Ashley however, Ashley is now in a splendid position. Her dreams of being a successful artist came true! She has a gallery and adoring fans and is moving forward towards having a family with her girlfriend Lisa – played by Alicia Silverstone – who is now pregnant. Everything is going splendid for Ashley.

Veronica meanwhile is now a maid, and whilst cleaning a room she stumbles upon a magazine with Ashley on the cover. Enraged, Veronica confronts Ashley at her next Art Showing, and funnily enough, there is a painting of Veronica and her bruised and bloodied face. Veronica rips it off the wall and runs away, with Ashley soon after her.

I’d rip it off the wall too, but only to put it up in my lounge room

Once again, no reconciliation is on offer for these two women. Nor is the viewer given any reprieve from the absolute violence and rage these two women have for each other. The fight is bloody. It’s dirty. Its harsh. And it ends with a wayward brick landing on Ashley’s head.

It’s now two years later. Ashley awakes from her coma, and good timing too! Now it is Ashley who is broke, and finds out her girlfriend lost the baby, and has left her too. The ultimate leveller – Grief.

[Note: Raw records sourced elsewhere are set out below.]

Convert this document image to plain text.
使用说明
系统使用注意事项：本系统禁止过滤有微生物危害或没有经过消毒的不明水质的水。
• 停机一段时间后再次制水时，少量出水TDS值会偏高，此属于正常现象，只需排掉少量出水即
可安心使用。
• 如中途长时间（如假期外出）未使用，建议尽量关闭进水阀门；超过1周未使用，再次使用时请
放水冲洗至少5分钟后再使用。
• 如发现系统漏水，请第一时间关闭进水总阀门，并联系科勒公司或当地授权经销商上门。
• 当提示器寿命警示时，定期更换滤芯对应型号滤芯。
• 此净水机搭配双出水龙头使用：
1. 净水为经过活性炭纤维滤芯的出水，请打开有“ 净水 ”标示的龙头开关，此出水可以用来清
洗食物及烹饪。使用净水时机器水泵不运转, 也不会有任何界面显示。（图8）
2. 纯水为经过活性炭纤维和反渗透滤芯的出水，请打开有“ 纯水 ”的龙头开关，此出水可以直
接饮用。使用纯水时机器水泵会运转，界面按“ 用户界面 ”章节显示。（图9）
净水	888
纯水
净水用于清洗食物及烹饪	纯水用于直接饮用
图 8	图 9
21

Ashley searches out for Veronica who has now gone to live with her Aunt in the woods, and she finds her. Will these women just keep fighting?


They do.

But, there is finally a reprieve. They exhaust each other and finally bond over their losses. The ultimate connection – Grief.

Veronica shows Ashley a home video her son had taken for her before he left for the war. They bond. And then they talk. And all seems well.

Until Ashley spills her drink. On the camcorder……

The movie closes with the women fighting each other in the woods, Veronica’s aunt looking on. The end.

What I really loved about this movie was the reversal of fortunes. From having money to not having money, from having a family to not having a family. It’s these class and social divisions that do in fact create real divisions between women, and these are taken to their utmost extremes in this film.

I also liked that it showed an artist at the dreaming stage, and then at the success stage. I don’t think women are shown skilling up enough, and the fact that the war is what heightened her popularity was very smart. The fact a war was going on at all, and that it wasn’t the main topic but instead a sort of peripheral background was very poignant when we are dealing with the lives of women.

And ultimately, I think the biggest lesson in Catfight is, we as women can continue fighting each other forever, if that is what we want.